Chapter Ten
Molly
2013
Molly fell for Jake quickly, easily. She’d known she loved him since that first night, though she waited two more dates to sleep with him—Nina said she absolutely could not do so sooner than the third date, not if she wanted their connection to become something real.
And the magic of it was, Molly felt sure Jake was falling for her, too. One February afternoon, over Presidents’ Day weekend, they were working in Jake’s apartment. Molly was editing a short story for her thesis, and Jake was writing a new song for the album. Snow fell heavily outside the windows, piling high on the sidewalks and emptying the streets. Sam and Hale were back in North Carolina for the long weekend, and the apartment was cozy and warm, filled with the sound of Pachelbel. Classical music helped Jake focus.
From the other end of the couch, Jake nudged his socked foot against Molly’s. She glanced up from her laptop. He smiled at her, his eyes gleaming blue, and she was filled with an almost unbearable blend of affection and awe. He was hers. How was it possible? She often thought of Jake’s ex, of the girl who’d tried and failed to make him stay. She couldn’t imagine the pain of loving someone like Jake and having him not love her back.
“You know what the song I’m writing is called?” he asked.
Molly shook her head, mirroring his smile.
“‘January Girl.’”
Molly said nothing, a clamp over her heart. She was tempted to make a joke—Who’s February Girl, then?—but she didn’t. The moment was real, and she didn’t want to trivialize it.
Her heart felt like a balloon, inflating inside her chest. It could’ve carried her to the sky. She’d never experienced this before—the feeling that her own exhilaration was safe. Molly was certain they loved each other—she knew musicians didn’t write songs about girls just because—even though it would’ve been crazy to say it after only six weeks.

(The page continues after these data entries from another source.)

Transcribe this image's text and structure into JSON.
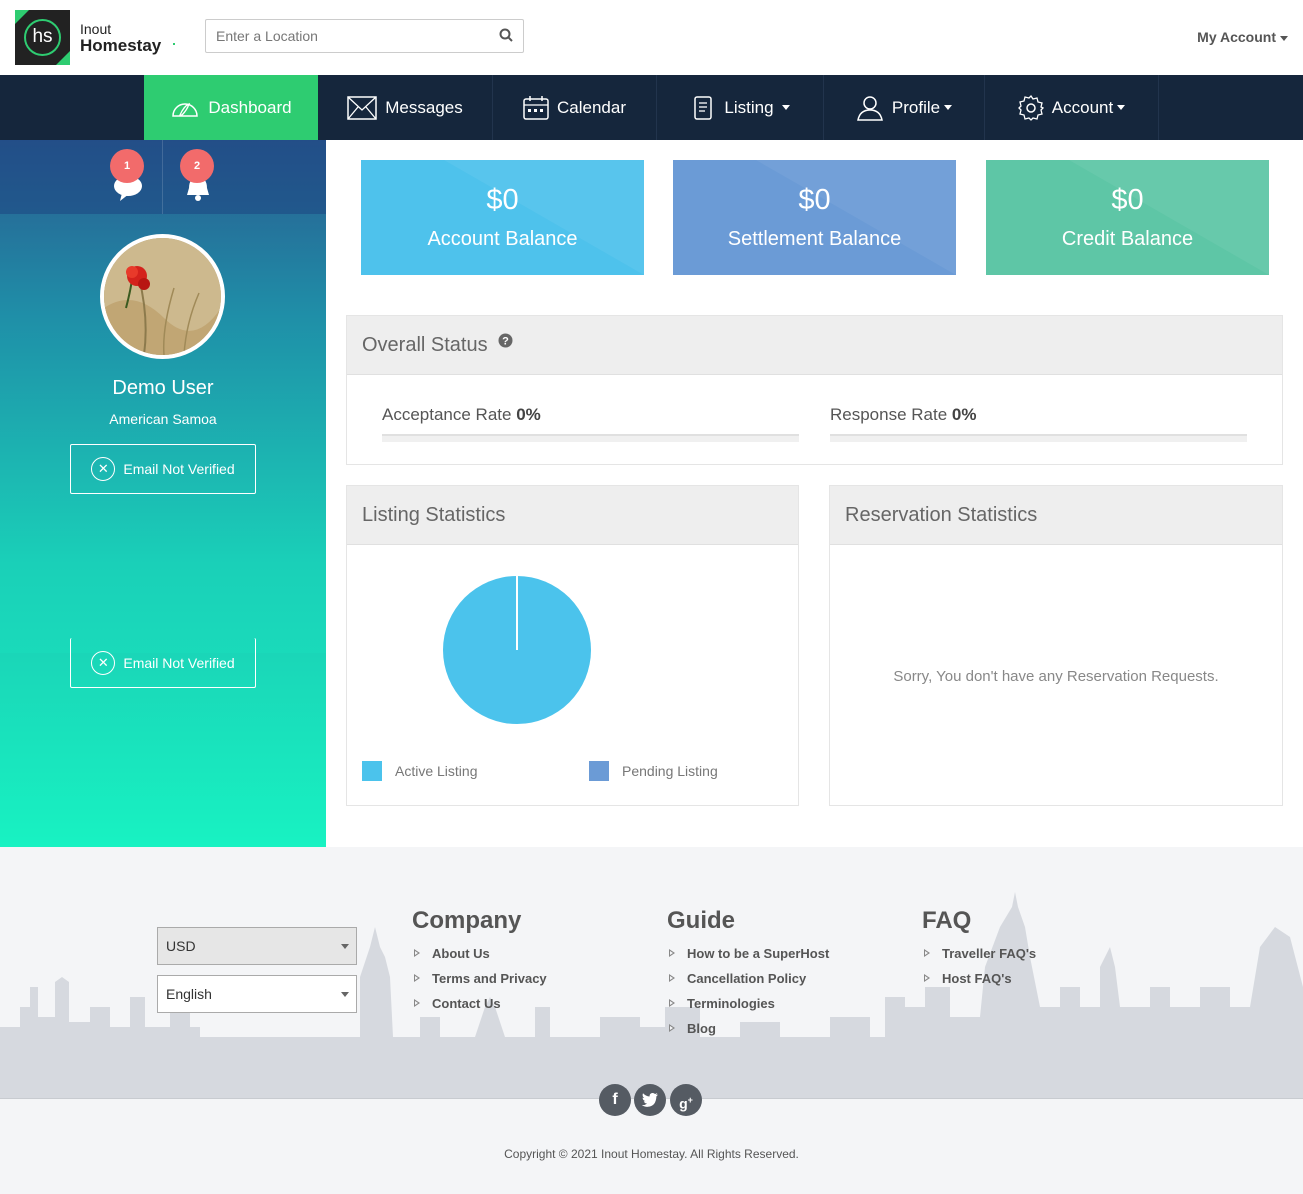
{
  "header": {
    "logo_small": "Inout",
    "logo_big": "Homestay",
    "logo_mark": "hs",
    "search_placeholder": "Enter a Location",
    "my_account": "My Account"
  },
  "nav": {
    "items": [
      {
        "label": "Dashboard",
        "icon": "dashboard-icon",
        "active": true
      },
      {
        "label": "Messages",
        "icon": "envelope-icon"
      },
      {
        "label": "Calendar",
        "icon": "calendar-icon"
      },
      {
        "label": "Listing",
        "icon": "document-icon",
        "dropdown": true
      },
      {
        "label": "Profile",
        "icon": "user-icon",
        "dropdown": true
      },
      {
        "label": "Account",
        "icon": "gear-icon",
        "dropdown": true
      }
    ]
  },
  "sidebar": {
    "message_count": "1",
    "notification_count": "2",
    "user_name": "Demo User",
    "user_location": "American Samoa",
    "verify_label": "Email Not Verified"
  },
  "balances": [
    {
      "amount": "$0",
      "label": "Account Balance",
      "color": "#4ec2ec"
    },
    {
      "amount": "$0",
      "label": "Settlement Balance",
      "color": "#6b9bd6"
    },
    {
      "amount": "$0",
      "label": "Credit Balance",
      "color": "#5ec6a6"
    }
  ],
  "overall_status": {
    "title": "Overall Status",
    "acceptance_label": "Acceptance Rate",
    "acceptance_value": "0%",
    "acceptance_fraction": 0,
    "response_label": "Response Rate",
    "response_value": "0%",
    "response_fraction": 0
  },
  "listing_stats": {
    "title": "Listing Statistics",
    "legend_active": "Active Listing",
    "legend_pending": "Pending Listing",
    "active_color": "#4bc3ec",
    "pending_color": "#6b9bd6"
  },
  "chart_data": {
    "type": "pie",
    "categories": [
      "Active Listing",
      "Pending Listing"
    ],
    "values": [
      100,
      0
    ],
    "colors": [
      "#4bc3ec",
      "#6b9bd6"
    ],
    "legend": "bottom"
  },
  "reservation_stats": {
    "title": "Reservation Statistics",
    "empty_message": "Sorry, You don't have any Reservation Requests."
  },
  "footer": {
    "currency": "USD",
    "language": "English",
    "company_title": "Company",
    "company_links": [
      "About Us",
      "Terms and Privacy",
      "Contact Us"
    ],
    "guide_title": "Guide",
    "guide_links": [
      "How to be a SuperHost",
      "Cancellation Policy",
      "Terminologies",
      "Blog"
    ],
    "faq_title": "FAQ",
    "faq_links": [
      "Traveller FAQ's",
      "Host FAQ's"
    ],
    "social": [
      "facebook-icon",
      "twitter-icon",
      "google-plus-icon"
    ],
    "copyright": "Copyright © 2021 Inout Homestay. All Rights Reserved."
  }
}
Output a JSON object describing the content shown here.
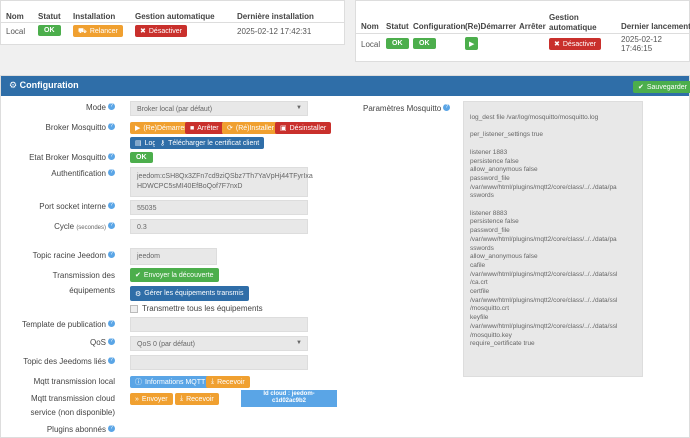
{
  "top_left": {
    "headers": [
      "Nom",
      "Statut",
      "Installation",
      "Gestion automatique",
      "Dernière installation"
    ],
    "row": {
      "name": "Local",
      "status": "OK",
      "install_btn": "Relancer",
      "auto_btn": "Désactiver",
      "last_install": "2025-02-12 17:42:31"
    }
  },
  "top_right": {
    "headers": [
      "Nom",
      "Statut",
      "Configuration",
      "(Re)Démarrer",
      "Arrêter",
      "Gestion automatique",
      "Dernier lancement"
    ],
    "row": {
      "name": "Local",
      "status": "OK",
      "config": "OK",
      "auto_btn": "Désactiver",
      "last_launch": "2025-02-12 17:46:15"
    }
  },
  "config": {
    "title": "Configuration",
    "save_label": "Sauvegarder",
    "labels": {
      "mode": "Mode",
      "broker": "Broker Mosquitto",
      "etat": "Etat Broker Mosquitto",
      "auth": "Authentification",
      "port": "Port socket interne",
      "cycle": "Cycle",
      "cycle_unit": "(secondes)",
      "topic_root": "Topic racine Jeedom",
      "transmission_1": "Transmission des",
      "transmission_2": "équipements",
      "template": "Template de publication",
      "qos": "QoS",
      "topic_linked": "Topic des Jeedoms liés",
      "mqtt_local": "Mqtt transmission local",
      "mqtt_cloud_1": "Mqtt transmission cloud",
      "mqtt_cloud_2": "service (non disponible)",
      "plugins": "Plugins abonnés"
    },
    "mode_value": "Broker local (par défaut)",
    "broker_buttons": {
      "restart": "(Re)Démarrer",
      "stop": "Arrêter",
      "reinstall": "(Ré)Installer",
      "uninstall": "Désinstaller",
      "log": "Log",
      "cert": "Télécharger le certificat client"
    },
    "etat_value": "OK",
    "auth_line1": "jeedom:cSH8Qx3ZFn7cd9ziQSbz7Th7YaVpHj44TFyrIxa",
    "auth_line2": "HDWCPC5sMI40EfBoQof7F7nxD",
    "port_value": "55035",
    "cycle_value": "0.3",
    "topic_root_value": "jeedom",
    "send_discovery": "Envoyer la découverte",
    "manage_transmitted": "Gérer les équipements transmis",
    "transmit_all": "Transmettre tous les équipements",
    "qos_value": "QoS 0 (par défaut)",
    "info_mqtt": "Informations MQTT",
    "receive": "Recevoir",
    "send": "Envoyer",
    "receive2": "Recevoir",
    "cloud_id_1": "Id cloud : jeedom-",
    "cloud_id_2": "c1d02ac9b2",
    "params_label": "Paramètres Mosquitto",
    "params_text": "log_dest file /var/log/mosquitto/mosquitto.log\n\nper_listener_settings true\n\nlistener 1883\npersistence false\nallow_anonymous false\npassword_file\n/var/www/html/plugins/mqtt2/core/class/../../data/pa\nsswords\n\nlistener 8883\npersistence false\npassword_file\n/var/www/html/plugins/mqtt2/core/class/../../data/pa\nsswords\nallow_anonymous false\ncafile\n/var/www/html/plugins/mqtt2/core/class/../../data/ssl\n/ca.crt\ncertfile\n/var/www/html/plugins/mqtt2/core/class/../../data/ssl\n/mosquitto.crt\nkeyfile\n/var/www/html/plugins/mqtt2/core/class/../../data/ssl\n/mosquitto.key\nrequire_certificate true"
  }
}
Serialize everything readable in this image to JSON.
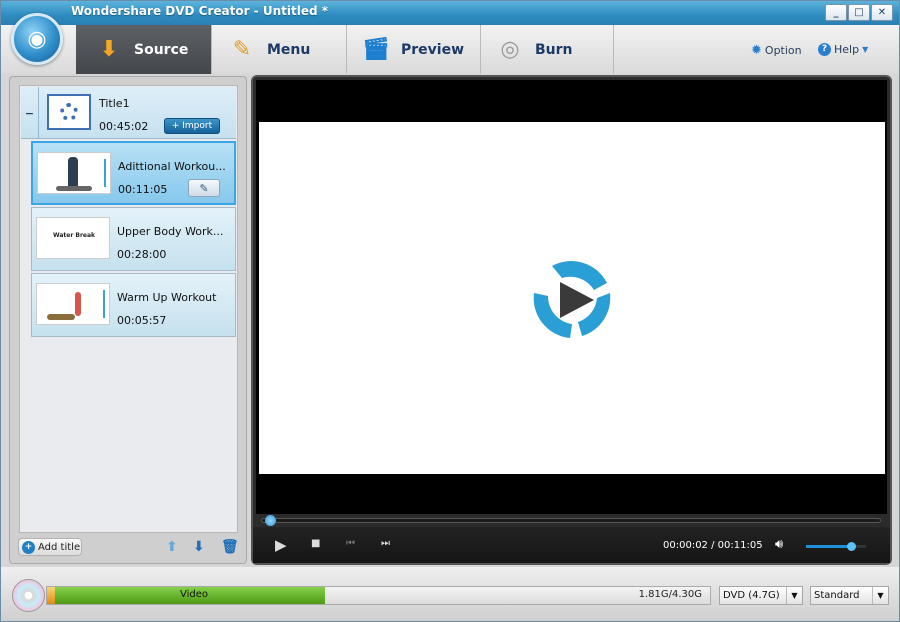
{
  "window": {
    "title": "Wondershare DVD Creator - Untitled *",
    "controls": {
      "minimize": "_",
      "maximize": "□",
      "close": "✕"
    }
  },
  "toolbar": {
    "tabs": [
      {
        "label": "Source",
        "icon": "download-icon",
        "active": true
      },
      {
        "label": "Menu",
        "icon": "pencil-ruler-icon",
        "active": false
      },
      {
        "label": "Preview",
        "icon": "clapperboard-icon",
        "active": false
      },
      {
        "label": "Burn",
        "icon": "disc-flame-icon",
        "active": false
      }
    ],
    "option_label": "Option",
    "help_label": "Help"
  },
  "source_panel": {
    "title_group": {
      "name": "Title1",
      "duration": "00:45:02",
      "import_label": "+ Import",
      "collapse_symbol": "−"
    },
    "clips": [
      {
        "name": "Adittional Workou...",
        "duration": "00:11:05",
        "selected": true,
        "thumb_text": ""
      },
      {
        "name": "Upper Body Work...",
        "duration": "00:28:00",
        "selected": false,
        "thumb_text": "Water Break"
      },
      {
        "name": "Warm Up Workout",
        "duration": "00:05:57",
        "selected": false,
        "thumb_text": ""
      }
    ],
    "add_title_label": "Add title"
  },
  "player": {
    "current_time": "00:00:02",
    "separator": "/",
    "total_time": "00:11:05",
    "seek_progress": 0.003,
    "volume": 0.75
  },
  "status": {
    "capacity_label": "Video",
    "capacity_used": "1.81G/4.30G",
    "capacity_fraction": 0.42,
    "disc_type": "DVD (4.7G)",
    "quality": "Standard"
  },
  "colors": {
    "accent": "#2e8bbf",
    "capacity_green": "#5aae1e",
    "logo_blue": "#2a9fd6"
  }
}
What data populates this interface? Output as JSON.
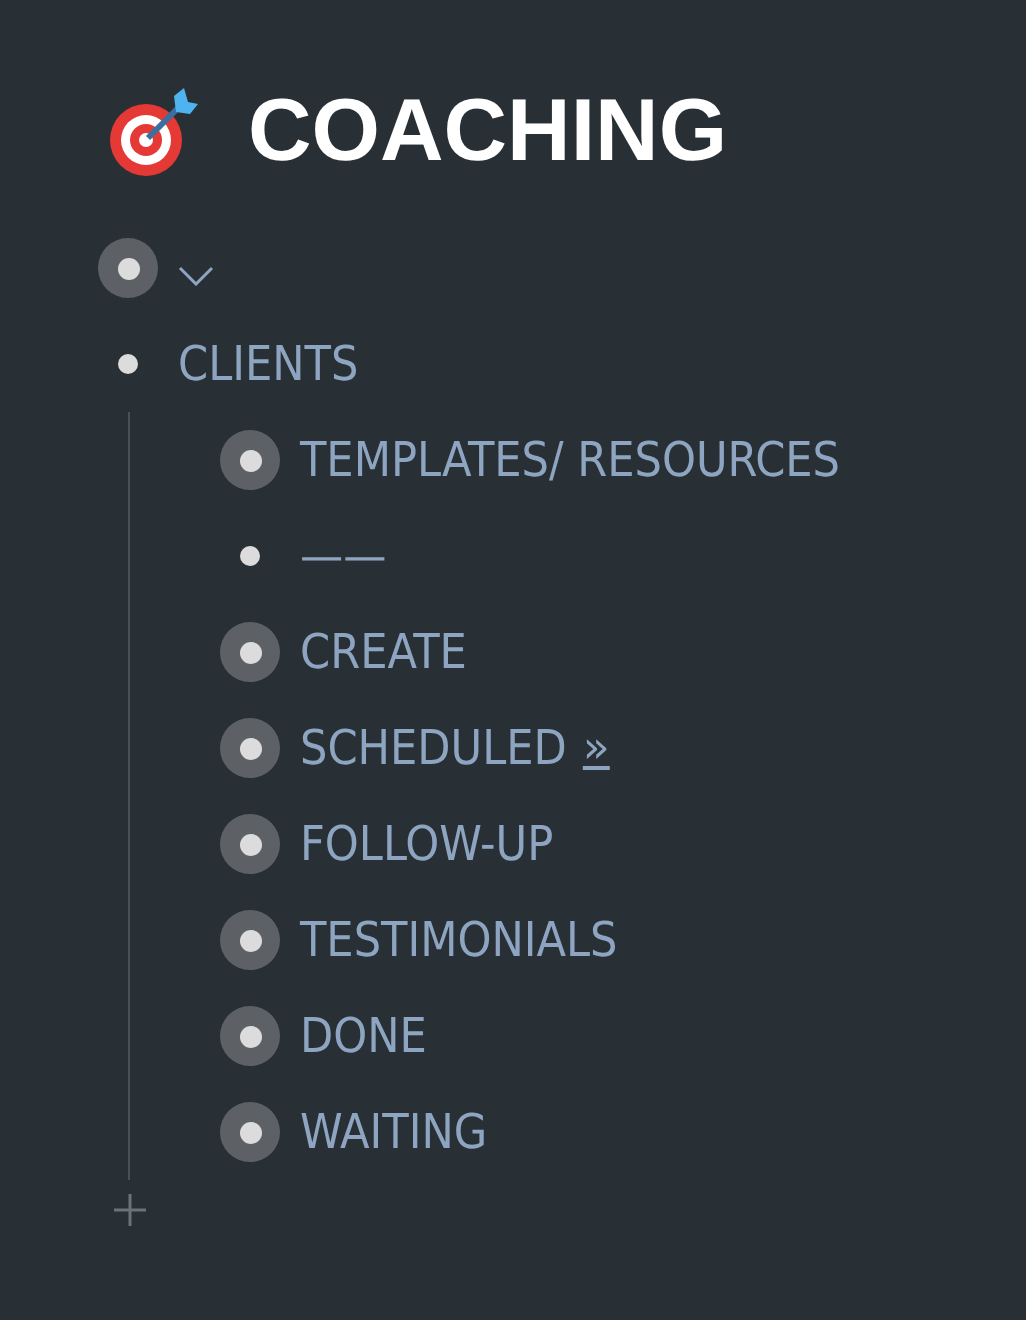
{
  "title": "COACHING",
  "items": [
    {
      "collapsed": true,
      "expand_toggle": true
    },
    {
      "text": "CLIENTS",
      "collapsed": false,
      "children": [
        {
          "text": "TEMPLATES/ RESOURCES",
          "collapsed": true
        },
        {
          "text": "——",
          "collapsed": false
        },
        {
          "text": "CREATE",
          "collapsed": true
        },
        {
          "text": "SCHEDULED",
          "link": "»",
          "collapsed": true
        },
        {
          "text": "FOLLOW-UP",
          "collapsed": true
        },
        {
          "text": "TESTIMONIALS",
          "collapsed": true
        },
        {
          "text": "DONE",
          "collapsed": true
        },
        {
          "text": "WAITING",
          "collapsed": true
        }
      ]
    }
  ]
}
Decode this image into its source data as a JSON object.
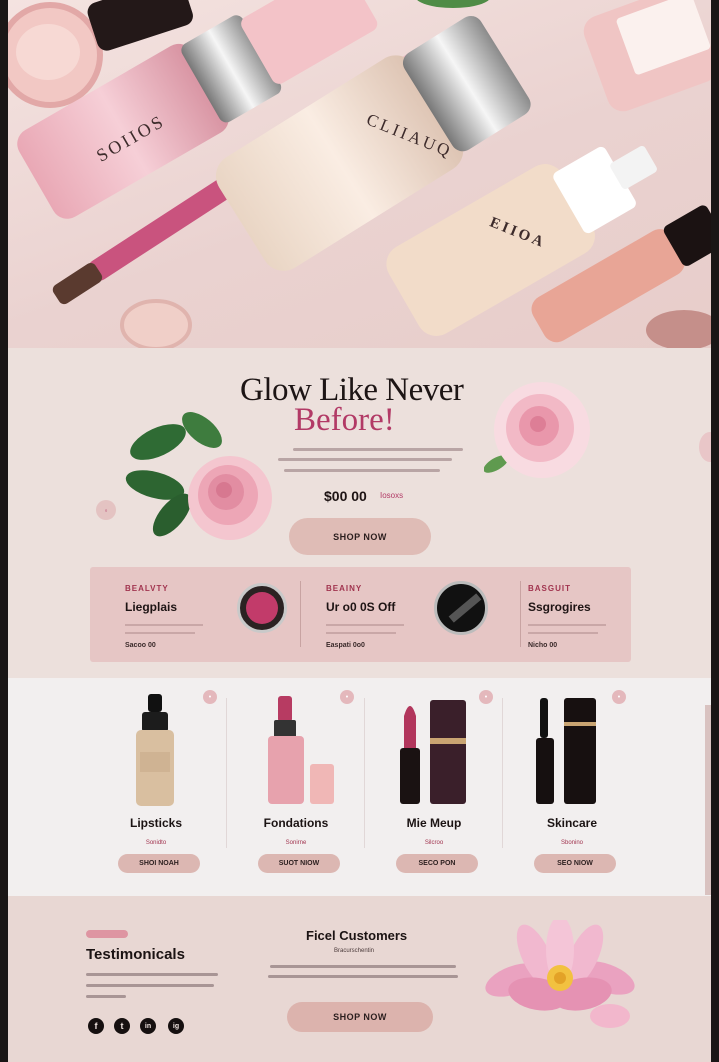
{
  "hero_image": {
    "labels": [
      "SOIIOS",
      "CLIIAUQ",
      "EIIOA"
    ]
  },
  "hero": {
    "headline_line1": "Glow Like Never",
    "headline_line2": "Before!",
    "price": "$00 00",
    "price_note": "Iosoxs",
    "shop_now": "SHOP NOW"
  },
  "promos": [
    {
      "tag": "BEALVTY",
      "title": "Liegplais",
      "foot": "Sacoo 00"
    },
    {
      "tag": "BEAINY",
      "title": "Ur o0 0S Off",
      "foot": "Easpati 0o0"
    },
    {
      "tag": "BASGUIT",
      "title": "Ssgrogires",
      "foot": "Nicho 00"
    }
  ],
  "products": [
    {
      "name": "Lipsticks",
      "sub": "Sonidto",
      "button": "SHOI NOAH"
    },
    {
      "name": "Fondations",
      "sub": "Sonirne",
      "button": "SUOT NIOW"
    },
    {
      "name": "Mie Meup",
      "sub": "Silcroo",
      "button": "SECO PON"
    },
    {
      "name": "Skincare",
      "sub": "Sbonino",
      "button": "SEO NIOW"
    }
  ],
  "testimonials": {
    "title": "Testimonicals",
    "center_title": "Ficel Customers",
    "center_sub": "Bracurschentin",
    "shop_now": "SHOP NOW"
  },
  "social": [
    "f",
    "t",
    "in",
    "ig"
  ],
  "colors": {
    "accent": "#b23a66",
    "button": "#dfbcb6",
    "background": "#efe4e0"
  }
}
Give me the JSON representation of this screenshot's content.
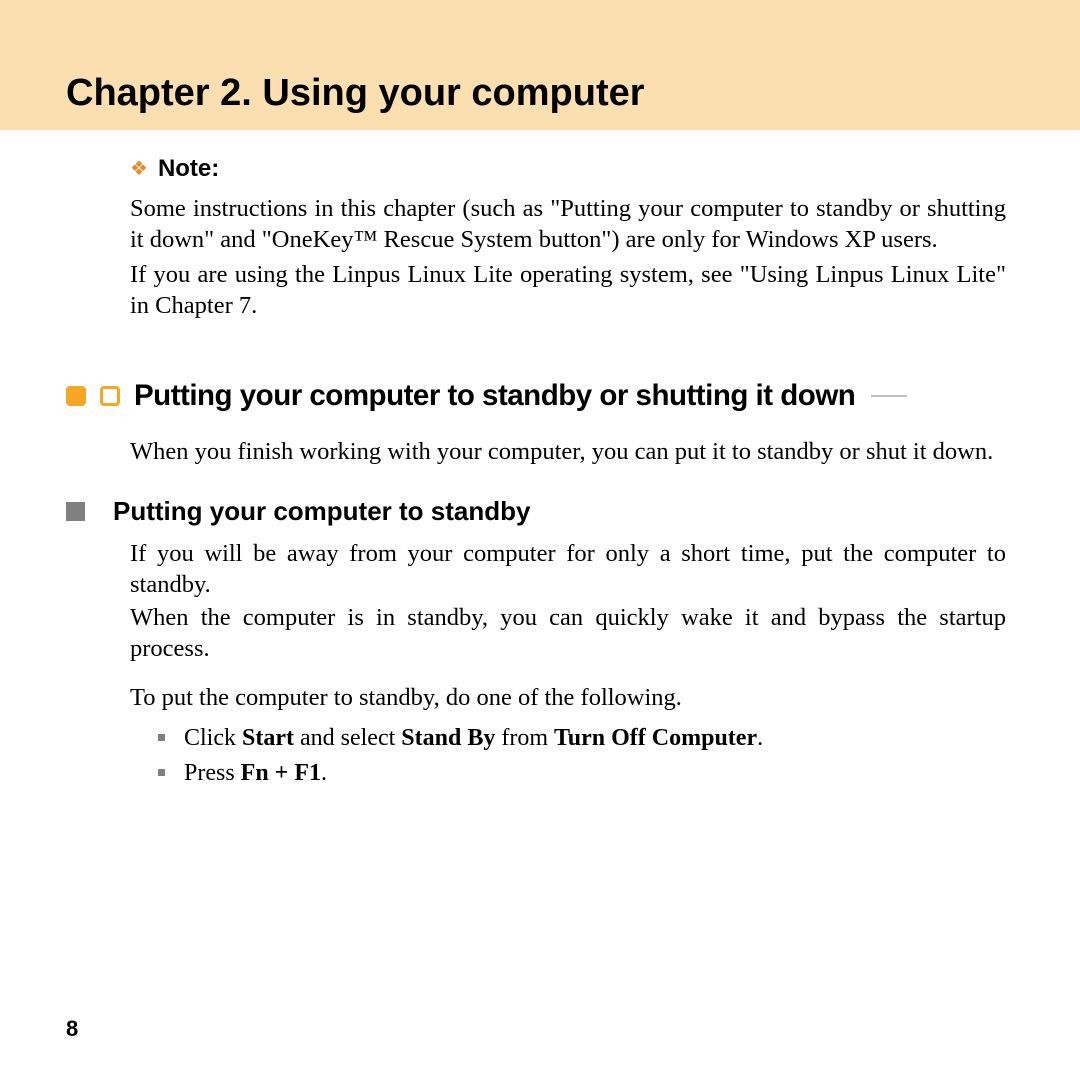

Nina had always told Molly it would happen this way, that when she met the right person, it wouldn’t be complicated. She’d just know. And Molly did know. She knew Jake was the light that touched her darkest corners. She knew that because of him, her deepest dreams felt conquerable. She knew that his touch sent waves of electricity through her body, that being physically near him—even just in the same room—made her feel more alive than anything or anyone else ever had.
Walking home from a shift at Angelina’s a few weeks later, Molly realized that something big was finally happening to her in New York. It was Jake Danner.
The way he consumed her was like her senses had been woken up after a long hibernation. The intoxicating smell of his skin, raw cedar mixed with bar soap; his clear, unadorned voice; the protected, treasured way he made her feel. Images of him, conversations that replayed in her head, took up every square inch of Molly’s mind.
She wasn’t completely naive; she realized that what she felt stretched beyond healthy love. Some days, it felt closer to obsession, and this worried Molly. But Jake wasn’t a fantasy, she had to remind herself. He wasn’t some toxic, wishy-washy fuckboy, like she’d worried he might be in the beginning. He could have picked any girl out of any bar, but he had picked her. He adored her. He’d written a song about her.
“This is the honeymoon phase,” Liz explained over Chinese takeout with Nina and Ev. “Lots of sex, lots of long, lazy days inhaling each other’s scent. Just enjoy it, Moll. It ends eventually.”
“The honeymoon phase, she means,” Nina cut in, chewing a spring roll. “Not the relationship.”
Liz shrugged as if to say: Not necessarily. Molly flashed her a glare, she couldn’t help it. Lately, she had an odd feeling that Liz wasn’t entirely happy for her.
Everly scooped more fried rice onto her plate. “Moll, you’re just freaking out because you never had this with Kevin or Darby. And definitely not with that Cameron guy.”
Molly looked at her best friends. Sometimes she truly believed the three of them knew her better than she knew herself.
Thus far in her life, Molly had dated only a few men. In high school, there’d been a short-term boyfriend, Kevin, who’d lasted only half of her junior year. Molly hadn’t been a particularly great girlfriend to him—in retrospect, she knew she hadn’t felt enough of what you’re supposed to feel when you commit to someone. In college, there was her relationship with Darby, a tumultuous year and a half that began her freshman fall, his senior, and ended when he called to tell her he’d met someone else, the real estate broker who’d found his rent-controlled apartment on Beacon Hill.